Our model supports the following recognition instrutions:
- Natural Language Description: 
    - Describe what you see in the figure.
    - Tell me what you observe in the image.
- Predicting ConsCDL only
    - Based on the image, predict the construction_cdl.
    - Based on the image, predict the construction_cdl and calibrate it.
    - Based on the image, first describe what you see in the figure, then predict the construction_cdl.
    - Based on the image, first describe what you see in the figure, then predict the construction_cdl and calibrate it.
- Predicting ImgCDL only:
    - Based on the image, predict the image_cdl.
    - Based on the image, predict the image_cdl and calibrate it.
    - Based on the image, first describe what you see in the figure, then predict the image_cdl.
    - Based on the image, first describe what you see in the figure, then predict the image_cdl and calibrate it.

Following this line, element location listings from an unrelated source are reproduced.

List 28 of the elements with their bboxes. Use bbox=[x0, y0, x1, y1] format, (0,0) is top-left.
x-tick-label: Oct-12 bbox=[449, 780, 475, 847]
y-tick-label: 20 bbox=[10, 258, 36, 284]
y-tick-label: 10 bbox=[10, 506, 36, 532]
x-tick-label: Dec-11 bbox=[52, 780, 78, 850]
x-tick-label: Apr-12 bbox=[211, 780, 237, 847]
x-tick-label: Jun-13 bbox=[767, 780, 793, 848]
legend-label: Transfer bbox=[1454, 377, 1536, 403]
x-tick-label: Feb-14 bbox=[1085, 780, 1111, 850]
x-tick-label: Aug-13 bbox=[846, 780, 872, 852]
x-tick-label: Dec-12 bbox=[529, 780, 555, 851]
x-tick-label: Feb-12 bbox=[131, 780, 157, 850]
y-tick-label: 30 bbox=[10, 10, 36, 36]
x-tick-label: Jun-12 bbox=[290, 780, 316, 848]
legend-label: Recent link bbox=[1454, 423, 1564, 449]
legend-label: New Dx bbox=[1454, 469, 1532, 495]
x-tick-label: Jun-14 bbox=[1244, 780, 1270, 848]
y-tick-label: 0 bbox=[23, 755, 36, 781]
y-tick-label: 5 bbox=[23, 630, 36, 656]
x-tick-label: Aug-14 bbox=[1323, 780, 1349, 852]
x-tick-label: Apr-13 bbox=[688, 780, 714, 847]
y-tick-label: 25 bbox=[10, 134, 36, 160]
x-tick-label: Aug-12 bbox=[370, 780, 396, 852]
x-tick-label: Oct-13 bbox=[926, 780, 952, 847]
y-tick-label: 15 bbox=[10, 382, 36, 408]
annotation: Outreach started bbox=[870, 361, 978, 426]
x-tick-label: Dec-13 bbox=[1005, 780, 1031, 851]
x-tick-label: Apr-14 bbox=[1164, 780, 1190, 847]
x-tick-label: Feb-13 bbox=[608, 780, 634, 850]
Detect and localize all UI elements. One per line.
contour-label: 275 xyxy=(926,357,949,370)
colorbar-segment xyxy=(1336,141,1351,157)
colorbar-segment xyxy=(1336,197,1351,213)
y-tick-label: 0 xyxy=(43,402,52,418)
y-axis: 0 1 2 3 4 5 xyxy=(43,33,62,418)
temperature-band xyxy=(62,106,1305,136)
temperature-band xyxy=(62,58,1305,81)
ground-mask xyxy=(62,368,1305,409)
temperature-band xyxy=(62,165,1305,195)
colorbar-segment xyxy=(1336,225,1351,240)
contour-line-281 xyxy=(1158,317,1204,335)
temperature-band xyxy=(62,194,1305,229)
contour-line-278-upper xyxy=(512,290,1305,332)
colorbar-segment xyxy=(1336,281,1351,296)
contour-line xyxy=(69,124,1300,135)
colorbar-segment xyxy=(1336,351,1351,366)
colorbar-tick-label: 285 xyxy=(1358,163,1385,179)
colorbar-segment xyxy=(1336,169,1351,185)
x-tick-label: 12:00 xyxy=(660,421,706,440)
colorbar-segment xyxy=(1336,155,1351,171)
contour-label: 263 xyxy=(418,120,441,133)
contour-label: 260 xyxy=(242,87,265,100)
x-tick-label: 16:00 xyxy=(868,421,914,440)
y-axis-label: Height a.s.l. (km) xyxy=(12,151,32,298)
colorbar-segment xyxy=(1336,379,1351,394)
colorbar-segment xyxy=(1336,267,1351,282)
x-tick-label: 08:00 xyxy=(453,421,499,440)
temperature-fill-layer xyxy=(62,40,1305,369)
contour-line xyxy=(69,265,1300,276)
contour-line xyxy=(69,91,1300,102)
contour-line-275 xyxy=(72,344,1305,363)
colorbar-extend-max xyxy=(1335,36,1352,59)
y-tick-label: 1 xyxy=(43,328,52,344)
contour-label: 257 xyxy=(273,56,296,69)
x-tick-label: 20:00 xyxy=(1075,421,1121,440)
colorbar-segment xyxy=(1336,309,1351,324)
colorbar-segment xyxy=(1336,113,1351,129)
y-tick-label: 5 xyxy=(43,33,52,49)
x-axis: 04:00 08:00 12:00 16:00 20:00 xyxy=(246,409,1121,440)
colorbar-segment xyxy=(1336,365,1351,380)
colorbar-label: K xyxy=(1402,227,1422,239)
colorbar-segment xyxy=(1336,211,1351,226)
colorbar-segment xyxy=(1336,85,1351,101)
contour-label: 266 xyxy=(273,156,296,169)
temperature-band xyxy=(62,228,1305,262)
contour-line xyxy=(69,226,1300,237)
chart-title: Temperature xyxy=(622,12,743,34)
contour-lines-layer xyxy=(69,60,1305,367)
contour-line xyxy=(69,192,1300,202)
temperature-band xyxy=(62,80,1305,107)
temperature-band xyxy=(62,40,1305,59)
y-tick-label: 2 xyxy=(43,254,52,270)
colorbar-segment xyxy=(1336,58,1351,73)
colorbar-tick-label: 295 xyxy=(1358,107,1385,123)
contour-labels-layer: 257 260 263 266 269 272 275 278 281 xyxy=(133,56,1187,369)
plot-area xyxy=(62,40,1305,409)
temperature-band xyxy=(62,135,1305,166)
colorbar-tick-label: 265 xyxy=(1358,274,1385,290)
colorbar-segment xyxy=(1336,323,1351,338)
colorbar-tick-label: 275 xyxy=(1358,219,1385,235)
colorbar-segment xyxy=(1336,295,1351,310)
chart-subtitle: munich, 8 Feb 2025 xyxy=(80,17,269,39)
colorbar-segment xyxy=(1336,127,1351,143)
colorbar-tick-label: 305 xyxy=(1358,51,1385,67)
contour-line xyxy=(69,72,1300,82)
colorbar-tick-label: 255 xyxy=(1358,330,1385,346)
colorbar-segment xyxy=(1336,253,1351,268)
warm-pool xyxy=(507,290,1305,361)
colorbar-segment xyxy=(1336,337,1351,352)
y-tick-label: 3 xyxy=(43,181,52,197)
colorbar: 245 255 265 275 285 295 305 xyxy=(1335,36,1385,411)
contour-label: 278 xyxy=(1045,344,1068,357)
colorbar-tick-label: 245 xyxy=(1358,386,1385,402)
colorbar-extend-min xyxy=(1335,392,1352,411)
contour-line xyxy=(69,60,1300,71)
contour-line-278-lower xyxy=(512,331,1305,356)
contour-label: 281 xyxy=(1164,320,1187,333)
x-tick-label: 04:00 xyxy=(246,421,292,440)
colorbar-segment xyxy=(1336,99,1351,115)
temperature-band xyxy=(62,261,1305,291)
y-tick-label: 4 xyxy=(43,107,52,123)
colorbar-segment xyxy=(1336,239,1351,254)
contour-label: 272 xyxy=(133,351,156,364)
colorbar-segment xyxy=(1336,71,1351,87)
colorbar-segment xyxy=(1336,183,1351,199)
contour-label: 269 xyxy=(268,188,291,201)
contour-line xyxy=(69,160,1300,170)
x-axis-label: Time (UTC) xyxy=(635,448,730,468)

- Predicting construction_cdl and image_cdl simultaneously:
    - Based on the image, predict the construction_cdl and image_cdl.
    - Based on the image, first predict the construction_cdl and image_cdl and calibrate it.
    - Based on the image, first describe what you see in the figure, then predict the construction_cdl and image_cdl.
    - Based on the image, first describe what you see in the figure, then predict the construction_cdl and image_cdl and calibrate it.


## Performance of Diagram Formalizer on formalgeo7k test set
| Model   |   ConsCdlAcc   |   ConsCdlPerfect    |   ImgCdlAcc   |   ImgCdlPerfect   |    BothPerfect   |
|-----|----------------|---------------------|---------------|-------------------|------------------|
|  Diagram Formalizer  |    90.25         |      72.29           |     92.88        |  84.38 | 65.05  |